Ci-dessus : Korowai karure, élément d’un costume de cérémonie maori (image négative ; voir l’image positive infra ).

Après une nuit d’hôtel à Barcelone, Janet Frame s’enquiert d’un bus en direction de l’Andorre. L’hiver s’attarde.

J’appris qu’aucun bus ne reliait Andorre à cette époque de l’année. Sur le continent, c’était encore l’hiver, et les mois du printemps d’Ibiza semblaient n’avoir été qu’un mirage, un rêve dont j’aurais gardé le souvenir sous le vent froid de Barcelone. Les routes menant à Andorre étaient impraticables, hormis celles qui étaient destinées aux voitures. Quelqu’un me suggéra de louer un taxi. 

Soulagée par la modicité du prix de la course, Janet Frame opte donc pour le taxi.

Fons fotogràfic Salvany, Biblioteca de Catalunya

Bientôt, le bus commença son ascension des collines situées au pied des Pyrénées, où les pinèdes vert sombre, presque noir dans l’après-midi, étouffèrent brusquement la lumière. Le contraste entre les pins d’un tendre vert pâle d’Ibiza , leur feuillage doux, vaporeux, parfois blond sous les rayons du soleil, et le noir profond des pins du Nord contre la neige, semblait incarner la régression naturelle du printemps du Sud à l’hiver du Nord […].

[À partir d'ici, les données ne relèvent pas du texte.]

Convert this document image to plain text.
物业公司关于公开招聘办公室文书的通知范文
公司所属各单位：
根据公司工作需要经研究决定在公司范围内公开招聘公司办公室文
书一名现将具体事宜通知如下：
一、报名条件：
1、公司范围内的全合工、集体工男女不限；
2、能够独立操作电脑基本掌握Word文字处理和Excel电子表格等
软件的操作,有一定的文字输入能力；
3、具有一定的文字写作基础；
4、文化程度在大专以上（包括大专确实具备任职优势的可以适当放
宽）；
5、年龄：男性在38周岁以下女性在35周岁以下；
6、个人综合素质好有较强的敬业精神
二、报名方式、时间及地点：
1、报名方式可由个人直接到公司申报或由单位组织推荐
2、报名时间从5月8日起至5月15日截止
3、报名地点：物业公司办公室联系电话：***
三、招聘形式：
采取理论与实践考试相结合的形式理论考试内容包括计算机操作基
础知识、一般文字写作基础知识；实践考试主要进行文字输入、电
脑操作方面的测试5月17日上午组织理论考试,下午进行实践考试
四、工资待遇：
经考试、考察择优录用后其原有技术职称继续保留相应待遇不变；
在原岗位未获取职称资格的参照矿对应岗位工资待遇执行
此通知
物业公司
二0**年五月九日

Janet Frame, qui est alors seule et désemparée, se livre, dit-elle, à "un exercice de contagion émotionnelle", transposant le paysage extérieur au paysage intérieur, et vice versa, jusqu’à imaginer que je me muais en pin noir et étreint par l’hiver". L’Andorre, restera pour elle, durant le temps de son séjour, le Nord du Sud, le pays dont l’habitant, pauvre et rude, est "pin noir et étreint par l’hiver". C’est, encore quasiment inchangée, l’Andorre tragique décrite par Isabelle Sandy, en 1923, dans le roman intitulé Andorra ou les Hommes d’Airain

Variation sur une photo empruntée au fonds Lutz Meyer, Andorra

En fin d’après-midi, nous arrivâmes au village d’Andorre la Vella […]. J’avais imaginé qu’Andorre serait une grande ville de la principauté ; mais il n’y avait là qu’une place de village bordée d’immeubles et, au-delà, les montagnes. 

A peine Janet Frame a-t-elle remonté la rue et tourné l’angle de la route menant à l’extérieur de la ville qu’elle se voit proposer, à proximité, une chambre à louer. Un jeune homme la conduit à cette dernière.

Il me conduisit près d’une voiture pleine de travailleurs qui s’apprêtaient à quitter Andorre pour regagner leurs maisons, situées dans d’autres villages. […].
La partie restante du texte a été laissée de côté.